Even though it’s been in use for almost 50 years, CIP drastically altered Australia’s gold mining fortunes.
This technology not only transformed what could or couldn’t be mined, it set Australia up to become the dominant supplier of gold it is today.
The road to automation is just the start
Driverless trucks and headsets may seem futuristic now, but the mining sector in 2020 is going to look completely different by the end of 2030.
Given how inefficient mining operations are, automation is a welcome innovation to keep a lid on costs.
But much like the CIP process, a high tech mine isn’t just about how many robots are inside.
London-listed Rio Tinto Plc (LSE:RIO), for example, is looking into using bacteria to extract more copper from waste rock.
If this works, it has many benefits for miners.

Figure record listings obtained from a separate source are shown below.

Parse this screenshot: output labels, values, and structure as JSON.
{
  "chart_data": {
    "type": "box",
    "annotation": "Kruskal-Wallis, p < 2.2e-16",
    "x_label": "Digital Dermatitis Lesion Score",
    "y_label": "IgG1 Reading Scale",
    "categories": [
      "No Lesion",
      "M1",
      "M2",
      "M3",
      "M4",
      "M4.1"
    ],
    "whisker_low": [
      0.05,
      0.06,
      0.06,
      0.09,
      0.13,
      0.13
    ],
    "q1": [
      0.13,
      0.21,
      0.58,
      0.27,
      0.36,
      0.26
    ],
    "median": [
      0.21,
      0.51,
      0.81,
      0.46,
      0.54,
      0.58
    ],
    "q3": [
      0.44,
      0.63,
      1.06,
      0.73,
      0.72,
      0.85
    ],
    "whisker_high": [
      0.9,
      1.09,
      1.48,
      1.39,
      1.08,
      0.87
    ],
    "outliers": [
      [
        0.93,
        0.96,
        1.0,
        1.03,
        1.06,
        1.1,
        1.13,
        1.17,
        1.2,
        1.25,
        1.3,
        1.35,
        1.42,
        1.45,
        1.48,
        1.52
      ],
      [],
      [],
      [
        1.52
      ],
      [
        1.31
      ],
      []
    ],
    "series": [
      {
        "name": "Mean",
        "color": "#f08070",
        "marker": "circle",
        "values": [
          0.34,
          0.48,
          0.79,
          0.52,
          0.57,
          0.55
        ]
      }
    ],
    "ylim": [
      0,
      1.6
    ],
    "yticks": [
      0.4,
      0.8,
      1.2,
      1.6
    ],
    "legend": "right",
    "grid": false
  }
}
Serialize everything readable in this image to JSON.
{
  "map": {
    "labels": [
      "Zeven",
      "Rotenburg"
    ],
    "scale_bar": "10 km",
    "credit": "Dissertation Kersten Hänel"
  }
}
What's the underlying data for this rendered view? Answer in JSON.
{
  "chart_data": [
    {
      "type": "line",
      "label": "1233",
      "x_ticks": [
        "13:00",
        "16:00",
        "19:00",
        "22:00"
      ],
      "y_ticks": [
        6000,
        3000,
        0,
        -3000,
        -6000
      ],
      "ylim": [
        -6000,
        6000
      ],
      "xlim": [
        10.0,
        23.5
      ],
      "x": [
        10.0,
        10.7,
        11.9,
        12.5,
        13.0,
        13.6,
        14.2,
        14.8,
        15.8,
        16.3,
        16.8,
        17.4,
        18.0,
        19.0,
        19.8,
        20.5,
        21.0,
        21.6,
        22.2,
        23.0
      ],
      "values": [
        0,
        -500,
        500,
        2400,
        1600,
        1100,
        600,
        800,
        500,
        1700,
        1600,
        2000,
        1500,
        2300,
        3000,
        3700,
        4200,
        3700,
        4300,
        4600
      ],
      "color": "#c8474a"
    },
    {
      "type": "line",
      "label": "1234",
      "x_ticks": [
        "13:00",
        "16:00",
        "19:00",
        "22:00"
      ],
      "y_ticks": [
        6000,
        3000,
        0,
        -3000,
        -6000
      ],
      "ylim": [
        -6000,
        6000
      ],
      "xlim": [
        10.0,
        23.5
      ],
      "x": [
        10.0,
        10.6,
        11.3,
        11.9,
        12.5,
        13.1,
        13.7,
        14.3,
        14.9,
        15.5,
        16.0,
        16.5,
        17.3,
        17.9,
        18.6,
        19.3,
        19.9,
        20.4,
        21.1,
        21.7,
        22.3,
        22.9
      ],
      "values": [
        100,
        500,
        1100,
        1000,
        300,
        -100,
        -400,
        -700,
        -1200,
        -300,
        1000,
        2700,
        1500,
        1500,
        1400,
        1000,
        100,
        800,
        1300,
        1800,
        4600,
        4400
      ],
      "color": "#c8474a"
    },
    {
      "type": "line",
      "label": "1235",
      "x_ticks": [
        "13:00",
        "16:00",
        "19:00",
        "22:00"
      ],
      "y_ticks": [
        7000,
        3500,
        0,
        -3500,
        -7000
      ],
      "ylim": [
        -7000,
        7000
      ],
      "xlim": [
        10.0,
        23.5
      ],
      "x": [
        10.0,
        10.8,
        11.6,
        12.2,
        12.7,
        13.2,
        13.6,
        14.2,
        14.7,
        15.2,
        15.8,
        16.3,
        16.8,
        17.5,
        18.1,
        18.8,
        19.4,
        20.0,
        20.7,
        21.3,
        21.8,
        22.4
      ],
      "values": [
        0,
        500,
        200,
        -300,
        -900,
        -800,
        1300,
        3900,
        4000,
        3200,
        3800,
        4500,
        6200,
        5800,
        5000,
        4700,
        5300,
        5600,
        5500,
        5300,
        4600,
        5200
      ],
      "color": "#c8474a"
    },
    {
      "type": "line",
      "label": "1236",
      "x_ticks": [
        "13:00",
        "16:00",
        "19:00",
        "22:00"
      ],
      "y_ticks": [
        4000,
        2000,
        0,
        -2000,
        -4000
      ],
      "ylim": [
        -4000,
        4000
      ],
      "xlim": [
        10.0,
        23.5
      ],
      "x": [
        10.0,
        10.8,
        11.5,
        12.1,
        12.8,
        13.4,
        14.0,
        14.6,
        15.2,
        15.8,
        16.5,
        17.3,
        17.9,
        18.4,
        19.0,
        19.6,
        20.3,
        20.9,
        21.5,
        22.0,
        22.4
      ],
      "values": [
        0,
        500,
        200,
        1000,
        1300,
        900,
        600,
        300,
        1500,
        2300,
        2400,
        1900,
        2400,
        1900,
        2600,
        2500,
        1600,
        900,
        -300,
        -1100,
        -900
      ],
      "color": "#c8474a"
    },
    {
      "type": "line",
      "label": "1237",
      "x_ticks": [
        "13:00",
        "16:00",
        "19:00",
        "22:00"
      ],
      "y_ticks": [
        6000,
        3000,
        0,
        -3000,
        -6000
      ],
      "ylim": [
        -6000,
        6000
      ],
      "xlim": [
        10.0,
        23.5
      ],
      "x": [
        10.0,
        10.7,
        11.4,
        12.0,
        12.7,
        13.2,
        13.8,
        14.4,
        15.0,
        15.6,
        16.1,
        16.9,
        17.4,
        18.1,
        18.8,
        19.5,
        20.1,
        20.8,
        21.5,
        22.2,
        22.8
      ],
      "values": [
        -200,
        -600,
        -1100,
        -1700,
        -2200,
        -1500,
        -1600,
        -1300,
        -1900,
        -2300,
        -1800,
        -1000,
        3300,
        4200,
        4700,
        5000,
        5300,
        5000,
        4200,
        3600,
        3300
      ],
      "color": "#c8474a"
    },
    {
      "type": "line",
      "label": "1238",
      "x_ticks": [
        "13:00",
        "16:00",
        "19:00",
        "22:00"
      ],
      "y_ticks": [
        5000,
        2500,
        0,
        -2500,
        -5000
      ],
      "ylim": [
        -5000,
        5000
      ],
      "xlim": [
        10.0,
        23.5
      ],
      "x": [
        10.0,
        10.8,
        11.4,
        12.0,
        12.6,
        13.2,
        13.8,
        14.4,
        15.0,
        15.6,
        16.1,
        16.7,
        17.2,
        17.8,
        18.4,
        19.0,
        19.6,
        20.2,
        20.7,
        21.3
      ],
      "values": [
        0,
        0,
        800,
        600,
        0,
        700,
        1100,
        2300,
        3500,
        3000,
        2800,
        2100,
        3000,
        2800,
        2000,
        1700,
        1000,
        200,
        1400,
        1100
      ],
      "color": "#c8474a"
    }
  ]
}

It means more metal from waste as well as less minerals oxidising in the tailings and reducing the risk of contamination with ground water. Less delays and costs in opening up new pits or a new mine.
And much like the CIP process, early tests show that using bacteria works on very-low-grade copper deposits. That is critical given how much of the stuff we’ll need in the future.
Many years ago, I interviewed Rob McEwen the founder of Gold Corp (now owned by Barrick Gold).
One of the things he was most passionate about was mining’s automated direction. Though he saw technology taking things much further than where we are today. He reckons that perhaps, many, many years from now we may learn how to create the minerals we need in a lab.
Which isn’t as farfetched has it sounds. We already have diamonds created in a lab which are impossible to tell apart with the naked eye.
And given the utter destruction mining has on the environment, this could be a welcome leap forward.
We’re probably a fair way off being able to mimic the yellow metal.
The important point here is, gone are the days of just digging a big hole where you think there might be something special.
Now, technology is crucial to find not only the best deposit… but how to extract it.
Given we’ve got to dig deeper than ever before to extract the minerals we need, the costs of mining will increase.
Leaps in technology will be vital to be able to get what’s needed.